I set a few goals for myself this past Memorial Day weekend, including: spend time with myself, finish the “unputdownable” (and I use that in a tongue-in-cheek way – have you noticed the upswing of use of this term in publishing lately? I think it’s rediculous, personally) book I started, clean up the apartment, go to the park and throw the frisbee around.And, perhaps most importantly: to go through the boxes underneath my bed.
My bed is up on risers, partly, I admit, because I like higher beds (better angles that way) but also partly because in my former three-hundred-square-foot-apartment-with-no-closets, I needed storage space. So when I moved in, much of those boxes that I didn’t have time or space or appropriate fixtures to unpack ended up shoved under the bed. Some of them, like boxes of old journals and boxes of photographs, will probably stay down there, or stay in ‘storage’ in general, but others I knew I needed to go through.
This is what I found:
Two boxes of clothes, including three sarongs, sarong pants, two Ani Difranco tee shirts, four spaghetti-strap tank tops with things like “cunt” and “fruit” on them, two Alix Olsen tee shirts, my letter sweater from high school, a sweatshirt from my pre-school (that was a gift after I left home, not from when I was actually in pre-school), and the blue “diesel dyke” jacket I used to wear nearly every day
A small shoebox of stuffed animals, small ones, that I’ve collected or been given over the years
Two boxes of CDs. This is a problem, actually, because I don’t have any CD storage unit anymore, and I’m not really sure what to do with the hundreds of CDs I have. I should probably go through them and rip them into digital music and get rid of them, at least half of them or so, the ones that I don’t really care to have, but my desktop computer is on its last legs, and needs a serious upgrade, so that has to happen first.
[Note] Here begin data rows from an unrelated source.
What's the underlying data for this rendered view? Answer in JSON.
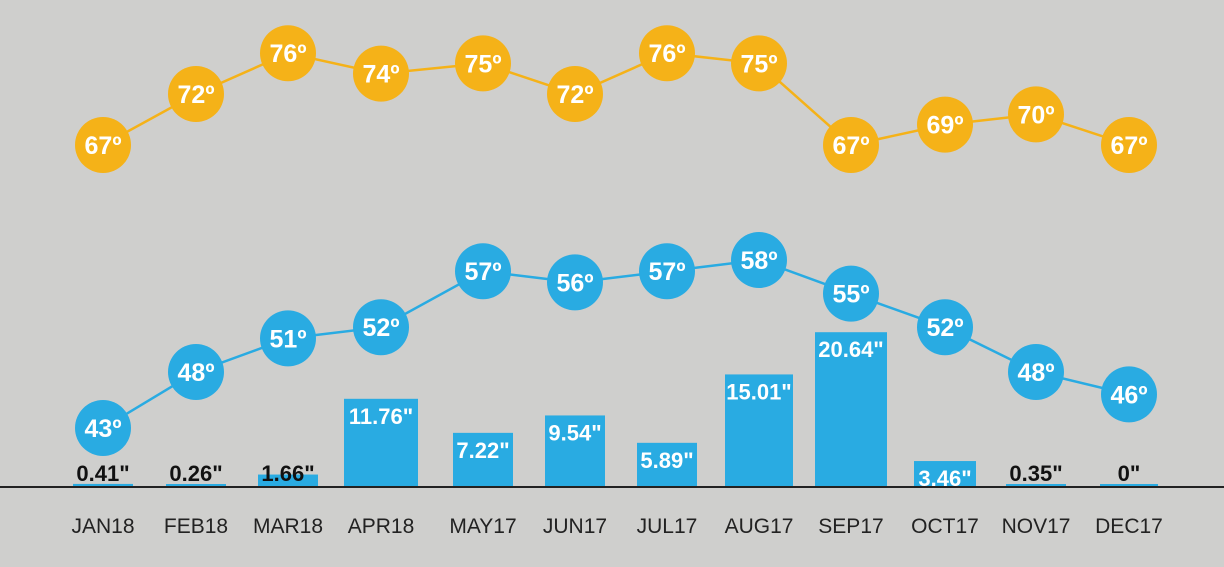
{
  "chart_data": {
    "type": "bar",
    "categories": [
      "JAN18",
      "FEB18",
      "MAR18",
      "APR18",
      "MAY17",
      "JUN17",
      "JUL17",
      "AUG17",
      "SEP17",
      "OCT17",
      "NOV17",
      "DEC17"
    ],
    "series": [
      {
        "type": "bar",
        "values": [
          0.41,
          0.26,
          1.66,
          11.76,
          7.22,
          9.54,
          5.89,
          15.01,
          20.64,
          3.46,
          0.35,
          0
        ],
        "labels": [
          "0.41\"",
          "0.26\"",
          "1.66\"",
          "11.76\"",
          "7.22\"",
          "9.54\"",
          "5.89\"",
          "15.01\"",
          "20.64\"",
          "3.46\"",
          "0.35\"",
          "0\""
        ],
        "color": "#29abe2"
      },
      {
        "type": "line",
        "values": [
          67,
          72,
          76,
          74,
          75,
          72,
          76,
          75,
          67,
          69,
          70,
          67
        ],
        "labels": [
          "67º",
          "72º",
          "76º",
          "74º",
          "75º",
          "72º",
          "76º",
          "75º",
          "67º",
          "69º",
          "70º",
          "67º"
        ],
        "color": "#f5b218"
      },
      {
        "type": "line",
        "values": [
          43,
          48,
          51,
          52,
          57,
          56,
          57,
          58,
          55,
          52,
          48,
          46
        ],
        "labels": [
          "43º",
          "48º",
          "51º",
          "52º",
          "57º",
          "56º",
          "57º",
          "58º",
          "55º",
          "52º",
          "48º",
          "46º"
        ],
        "color": "#29abe2"
      }
    ],
    "title": "",
    "xlabel": "",
    "ylabel": "",
    "legend": "none",
    "grid": false,
    "background_color": "#cfcfcd",
    "axis_color": "#222222"
  }
}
Hats – five baseball caps, one cowboy hat, one top hat from halloween years ago. I don’t really wear hats.
Two boxes of electronic chords and gadgets, including two (dead, I think) CD players, a landline phone (will I ever need one of those again?), CAT cabling, various power chords for who-knows-what devices …
Three shoe-boxes, what I tend to refer to as “memory boxes,” containing things like ticket stubs for concerts, movies, and plays; birthday cards and letters; notes from friends and lovers; notes-to-myself scraps of paper when I didn’t have my journal with me, likely scribbled at concerts, at museums, or bars; photographs; nametags or laminated passes for when I was a volunteer for theatre or film festivals … you get the idea. All sorts of scrapbook-type bits of paper, things I wanted to remember that I did.
Why do I save these things?, I asked myself. Partly, it’s for exactly this experience of going through them, remembering those fun events and moments of my life that were significant. I consolidated those three shoeboxes of memories into one larger hat-box sized box, and it overflowed a little, so I went through some of it, throwing enough of it away that it would fit. I’m kind of sad to throw them away, actually, because that act of going through the box is exactly the reason to keep it. But will that stuff ever be of value to anyone but me? Does that matter? I’m not much of a scrapbooker, but I suppose I could be, or perhaps I should be, if I want to keep all of this … stuff. Is that necessary, though? Do I need to keep my ticketstub for Ocean’s 11 and Border/Clash and Ami Lagendre’s dance performance from 2002? If I can’t remember that I went, were they really all that significant?I also ran into all kinds of notes from past loves, really sweet cards and thoughts and moments from those relationships. Why do I hold on to those things? Do I really want to go back to them, relive them later? I only feel sad, they make me ache a little. Do they really have a purpose, is there a need for them in my life? I’m not sure. I can’t really think of why I might need them. But somehow, I can’t quite let go of them either.
My impulse is to organize all this data, take the fragments and put them chronologically into a book, a scrapbook, and construct a life from them. I guess that’s what I always thought I’d do with them. But do I really want to spend time doing that? Obsessing over and organizing my past? What would that really do? I’d end up with a book, a creative scrapbook of some of the things in my life that mattered. Who would look at it, besides me? Would I even look at it?
I took some of the boxes down from the shelf in my closet, too. There is still more work to do with the boxes under my bed, but I compiled a few boxes, sorted through half the clothes, have two boxes now to give away or donate (if I can ever figure out how to do that here in Brooklyn).